Sempre gostei de ler! Passava hora sobre a cama, lendo, viajando nas estórias dos personagens da Disney e do Maurício de Souza. Também adorava ler Júlio Verne e Monteiro Lobato. Minhas revistas em quadrinhos nunca eram novas. Na Avenida 8-A, esquina da Rua 4-B, em frente ao DAAE – Departamento Autônomo de Água e Esgoto, havia um sebo, cujo proprietário era um homem que provavelmente fora acometido de paralisia infantil, pois não tinha movimento nas duas pernas. Fumava muito! Quando terminava de ler minhas revistas, ia até lá e trocava duas já lidas por uma que ainda não tinha lido. E de vez em quando, com algumas poucas moedas, adquiria um novo lote.

João Barbi, Augusto, ? e Cristina Barbi

Estando sempre dentro de casa, acompanhava a rotina de minha mãe e as costumeiras conversas que ela tinha com as vizinhas e com as pessoas que batiam no portão.
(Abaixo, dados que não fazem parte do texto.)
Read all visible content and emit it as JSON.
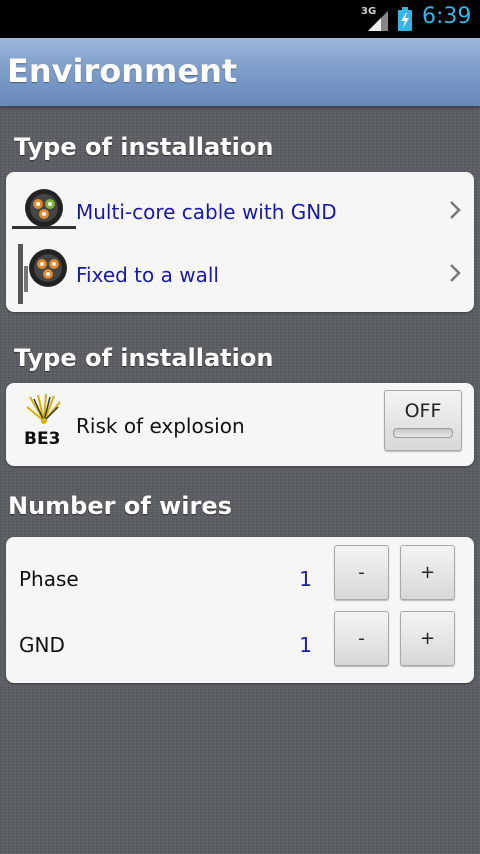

Havia a Shirlei, uma senhora com pequena deficiência intelectual que costumeiramente passava para tomar um copo de água. Trabalhava como doméstica numa residência próxima. E nesse interim dizia para minha mãe: “D. Malia (minha mãe se chamava Maria). Ela pensa que eu sô clava (escrava) pá passa covão (escovão, para quem não conhece, digamos que era uma enceradeira manual). Num sô clava não!” Também soltava de vez em quando um “daputa” referindo-se à patroa, diminutivo daquele palavrão que não quero escrever aqui.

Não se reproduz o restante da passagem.